Otros motivos, aparentemente comprensibles llevan a los autores a esconder sus libros y a borrar sus títulos de las bibliografías. Miguel Ángel Asturias publicó en 1923 un ensayo juvenil, El problema social del indio, con el cual había obtenido el doctorado en Derecho en Guatemala. Este libro prácticamente nunca existió, hasta cuando su autor recibió el Premio Nobel en 1967 y los estudiosos escudriñaron en las profundidades de su prehistoria literaria.
Igual ocurrió con el mexicano Carlos Fuentes. Quizás por razones meramente literarias, olvidó que tres años antes de la publicación de su primer libro narrativo, Los días enmascarados en 1954, había dado a la luz un ensayo jurídico titulado La cláusula Rebus Sic Stantibus en el Derecho Internacional.
Pero su compatriota Octavio Paz optó por decisiones más drásticas: sencillamente borró de un plumazo libros enteros de su autoría por razones políticas. En ninguna de sus compilaciones poéticas aparecen sus libros primigenios, Luna silvestre y ¡No pasarán!, en cambio autorizó la inclusión de su "Elegía", dedicada a un compañero muerto en el frente de Aragón, en España, que luego de haberlo llorado en su poema comprobó que se hallaba vivo y saludable en la Ciudad Luz.
Saramago no se quiso acordar de su primera novela, Tierra de pecado, publicada en 1947, y sus curiosos lectores no saben qué hacer para que algún viejo amigo del Premio Nobel portugués lo desentierre de alguna biblioteca privada.
El genial andaluz Juan Ramón Jiménez, con su talante perfeccionista y monomaníaco con respecto a su Obra (así, con mayúscula, como él lo escribía), ordenaba y desordenaba continuamente sus libros. Revolvía las secciones y el orden cronológico y un día decidió arbitrariamente que sus libros publicados antes de 1923 no pasaban de ser "unos borradores silvestres".          
Con la anterior afirmación desdeñaba por lo menos veinticinco libros publicados entre 1900 y 1923, entre ellos Baladas de primavera, La soledad sonora, Platero y yo, Sonetos espirituales y Eternidades, entre otros.

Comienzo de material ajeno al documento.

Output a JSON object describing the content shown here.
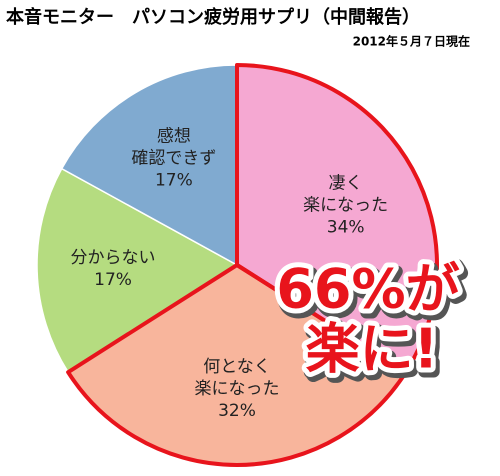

Sería interminable el listado de autores que por razones diversas han desdeñado uno o más libros de su autoría, pero quizás los ejemplos más extremos podrían ser: Franz Kafka, quien no contento con renegar de las pocas obras que logró ver publicadas en su corta vida, ordenó a su amigo Max Brod que a su muerte quemara la totalidad de sus manuscritos, y el poeta norteamericano Ezra Pound, quien luego de haber publicado 50 libros ---poesía, crítica y economía--- declaró poco antes de morir que su vida no había sido otra cosa que "un error".

José Luis Díaz-Granados
 (Santa Marta, Colombia, 1946). Poeta, novelista y periodista. Obras principales: El laberinto (poesía, 1968-1984); Las puertas del infierno (novela, 1985, finalista del Premio Rómulo Gallegos); Rapsodia del caminante (poesía, 1996); Cuentos y leyendas de Colombia (1999); El otro Pablo Neruda (ensayo, 2004); Los años extraviados (novela, 2006) y Fulgor de la Calle Grande (novela, 2012). Sus libros de poesía se hallan reunidos en un volumen titulado La fiesta perpetua, Obra poética 1962-2002.